Charlie was asked to sit and stay put. He was then presented with an object – a treat (dog biscuit) to induce positive emotions, like happiness and interest, or a pair of tweezers (that I use to pull hair out from between his teeth and gum) to induce negative ones, like fear or sadness.
The photos were taken almost immediately after object presentation. The first on the left corresponds to the positive condition, whereas the second on the right corresponds to the negative condition.
Now, what did the respondents think?
First of all, I’d like to say that I’m amazed at how many responses I got: 94 in total!
Figure 1 demonstrates an overall floor effect – most responses were situated at the lower extreme of the rating scales. I seems like people found it easier to declare that a given emotion was absent rather than say they perceived one. This makes sense since I was not looking to elicit strong emotions. Had I done that, the responses might have been more equally distributed.

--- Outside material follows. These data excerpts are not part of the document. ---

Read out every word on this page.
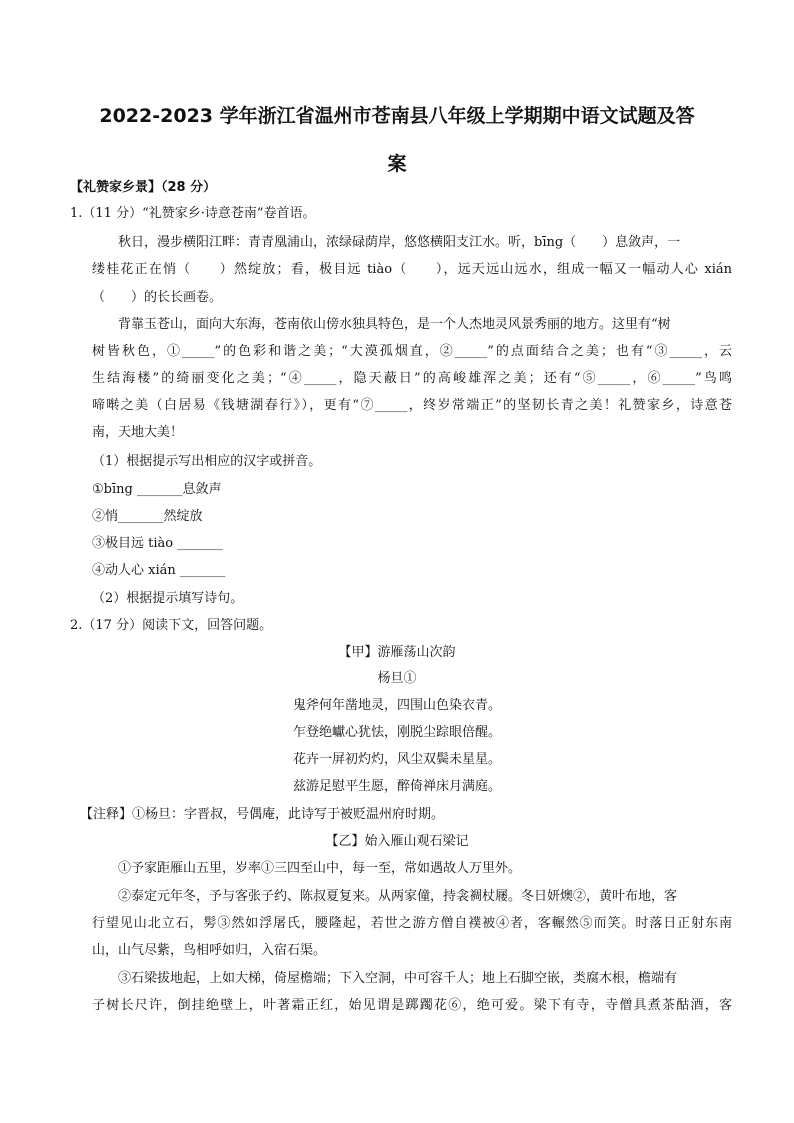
2022-2023 学年浙江省温州市苍南县八年级上学期期中语文试题及答
案
【礼赞家乡景】（28 分）
1.（11 分）“礼赞家乡·诗意苍南”卷首语。
秋日，漫步横阳江畔：青青凰浦山，浓绿碌荫岸，悠悠横阳支江水。听，bīng（　　）息敛声，一
缕桂花正在悄（　　）然绽放；看，极目远 tiào（　　），远天远山远水，组成一幅又一幅动人心 xián
（　　）的长长画卷。
背靠玉苍山，面向大东海，苍南依山傍水独具特色，是一个人杰地灵风景秀丽的地方。这里有“树
树皆秋色，①_____”的色彩和谐之美；“大漠孤烟直，②_____”的点面结合之美；也有“③_____，云
生结海楼”的绮丽变化之美；“④_____，隐天蔽日”的高峻雄浑之美；还有“⑤_____，⑥_____”鸟鸣
啼啭之美（白居易《钱塘湖春行》），更有“⑦_____，终岁常端正”的坚韧长青之美！礼赞家乡，诗意苍
南，天地大美！
（1）根据提示写出相应的汉字或拼音。
①bīng _______息敛声
②悄_______然绽放
③极目远 tiào _______
④动人心 xián _______
（2）根据提示填写诗句。
2.（17 分）阅读下文，回答问题。
【甲】游雁荡山次韵
杨旦①
鬼斧何年凿地灵，四围山色染衣青。
乍登绝巘心犹怯，刚脱尘踪眼倍醒。
花卉一屏初灼灼，风尘双鬓未星星。
兹游足慰平生愿，醉倚禅床月满庭。
【注释】①杨旦：字晋叔，号偶庵，此诗写于被贬温州府时期。
【乙】始入雁山观石梁记
①予家距雁山五里，岁率①三四至山中，每一至，常如遇故人万里外。
②泰定元年冬，予与客张子约、陈叔夏复来。从两家僮，持衾裯杖屦。冬日妍燠②，黄叶布地，客
行望见山北立石，髣③然如浮屠氏，腰隆起，若世之游方僧自襆被④者，客輾然⑤而笑。时落日正射东南
山，山气尽紫，鸟相呼如归，入宿石渠。
③石梁拔地起，上如大梯，倚屋檐端；下入空洞，中可容千人；地上石脚空嵌，类腐木根，檐端有
子树长尺许，倒挂绝壁上，叶著霜正红，始见谓是踯躅花⑥，绝可爱。梁下有寺，寺僧具煮茶酤酒，客
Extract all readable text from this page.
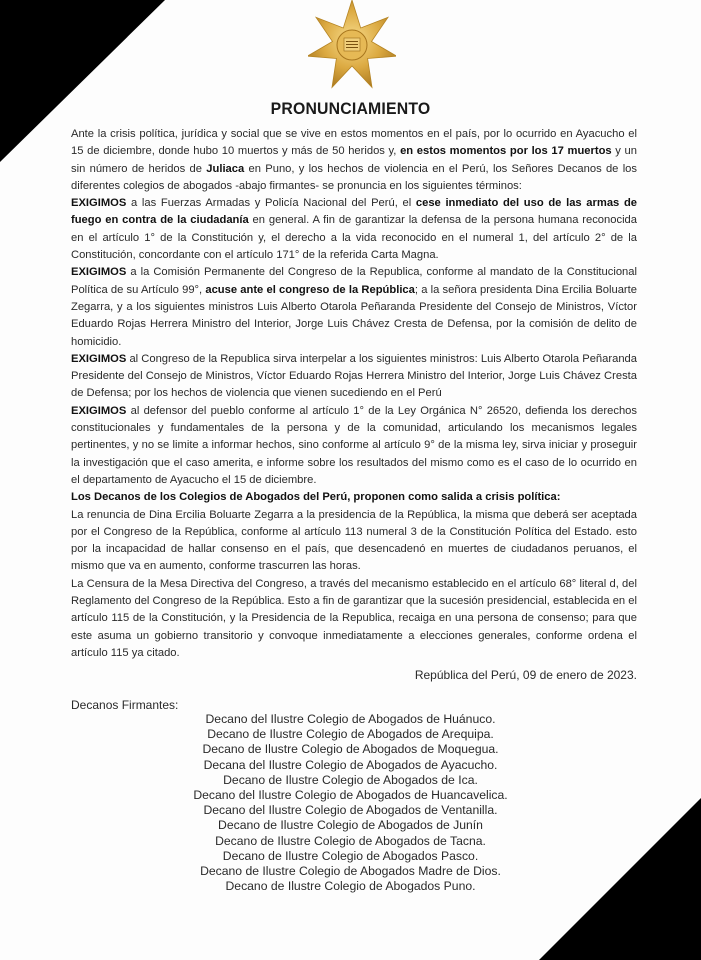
PRONUNCIAMIENTO

Ante la crisis política, jurídica y social que se vive en estos momentos en el país, por lo ocurrido en Ayacucho el 15 de diciembre, donde hubo 10 muertos y más de 50 heridos y, en estos momentos por los 17 muertos y un sin número de heridos de Juliaca en Puno, y los hechos de violencia en el Perú, los Señores Decanos de los diferentes colegios de abogados -abajo firmantes- se pronuncia en los siguientes términos:

EXIGIMOS a las Fuerzas Armadas y Policía Nacional del Perú, el cese inmediato del uso de las armas de fuego en contra de la ciudadanía en general. A fin de garantizar la defensa de la persona humana reconocida en el artículo 1° de la Constitución y, el derecho a la vida reconocido en el numeral 1, del artículo 2° de la Constitución, concordante con el artículo 171° de la referida Carta Magna.

EXIGIMOS a la Comisión Permanente del Congreso de la Republica, conforme al mandato de la Constitucional Política de su Artículo 99°, acuse ante el congreso de la República; a la señora presidenta Dina Ercilia Boluarte Zegarra, y a los siguientes ministros Luis Alberto Otarola Peñaranda Presidente del Consejo de Ministros, Víctor Eduardo Rojas Herrera Ministro del Interior, Jorge Luis Chávez Cresta de Defensa, por la comisión de delito de homicidio.

EXIGIMOS al Congreso de la Republica sirva interpelar a los siguientes ministros: Luis Alberto Otarola Peñaranda Presidente del Consejo de Ministros, Víctor Eduardo Rojas Herrera Ministro del Interior, Jorge Luis Chávez Cresta de Defensa; por los hechos de violencia que vienen sucediendo en el Perú

EXIGIMOS al defensor del pueblo conforme al artículo 1° de la Ley Orgánica N° 26520, defienda los derechos constitucionales y fundamentales de la persona y de la comunidad, articulando los mecanismos legales pertinentes, y no se limite a informar hechos, sino conforme al artículo 9° de la misma ley, sirva iniciar y proseguir la investigación que el caso amerita, e informe sobre los resultados del mismo como es el caso de lo ocurrido en el departamento de Ayacucho el 15 de diciembre.

Los Decanos de los Colegios de Abogados del Perú, proponen como salida a crisis política:

La renuncia de Dina Ercilia Boluarte Zegarra a la presidencia de la República, la misma que deberá ser aceptada por el Congreso de la República, conforme al artículo 113 numeral 3 de la Constitución Política del Estado. esto por la incapacidad de hallar consenso en el país, que desencadenó en muertes de ciudadanos peruanos, el mismo que va en aumento, conforme trascurren las horas.

La Censura de la Mesa Directiva del Congreso, a través del mecanismo establecido en el artículo 68° literal d, del Reglamento del Congreso de la República. Esto a fin de garantizar que la sucesión presidencial, establecida en el artículo 115 de la Constitución, y la Presidencia de la Republica, recaiga en una persona de consenso; para que este asuma un gobierno transitorio y convoque inmediatamente a elecciones generales, conforme ordena el artículo 115 ya citado.

República del Perú, 09 de enero de 2023.

Decanos Firmantes:

Decano del Ilustre Colegio de Abogados de Huánuco.
Decano de Ilustre Colegio de Abogados de Arequipa.
Decano de Ilustre Colegio de Abogados de Moquegua.
Decana del Ilustre Colegio de Abogados de Ayacucho.
Decano de Ilustre Colegio de Abogados de Ica.
Decano del Ilustre Colegio de Abogados de Huancavelica.
Decano del Ilustre Colegio de Abogados de Ventanilla.
Decano de Ilustre Colegio de Abogados de Junín
Decano de Ilustre Colegio de Abogados de Tacna.
Decano de Ilustre Colegio de Abogados Pasco.
Decano de Ilustre Colegio de Abogados Madre de Dios.
Decano de Ilustre Colegio de Abogados Puno.
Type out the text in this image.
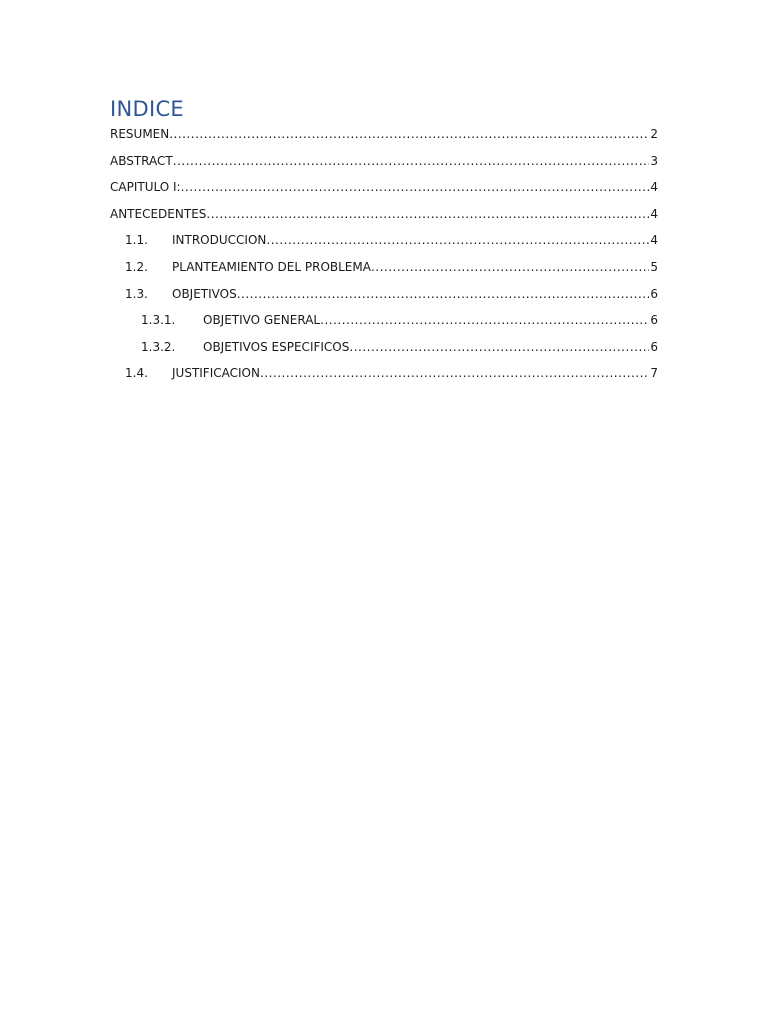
INDICE
RESUMEN .....	2
ABSTRACT .....	3
CAPITULO I: .....	4
ANTECEDENTES .....	4
1.1.	INTRODUCCION .....	4
1.2.	PLANTEAMIENTO DEL PROBLEMA .....	5
1.3.	OBJETIVOS .....	6
1.3.1.	OBJETIVO GENERAL .....	6
1.3.2.	OBJETIVOS ESPECIFICOS .....	6
1.4.	JUSTIFICACION .....	7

The results show that, in both cases, people perceived Charlie to feel happy, sad, surprised, and fearful (Figure 2). This is interesting because it suggests that his face displays a mix of those emotions regardless of how he feels, as if his idiosyncratic facial features are always evocative of them like a human’s can be. Of course, a simplest explanation would be that the mildness of his affective state made it difficult to identify the emotion.
The major difference between the 2 conditions seems to lie in the 5th basic emotion – no one in the positive condition thought that Charlie felt angry.
Perhaps an element of his facial expression differed distinctly between the photos. If so, I’d say it was his ears. They either face forward or pulled back depending on the valence of the presented stimulus, i.e., positive or negative.
For a methodologically flawed little questionnaire, I think it yielded pretty interesting results. Thank you to all who rated!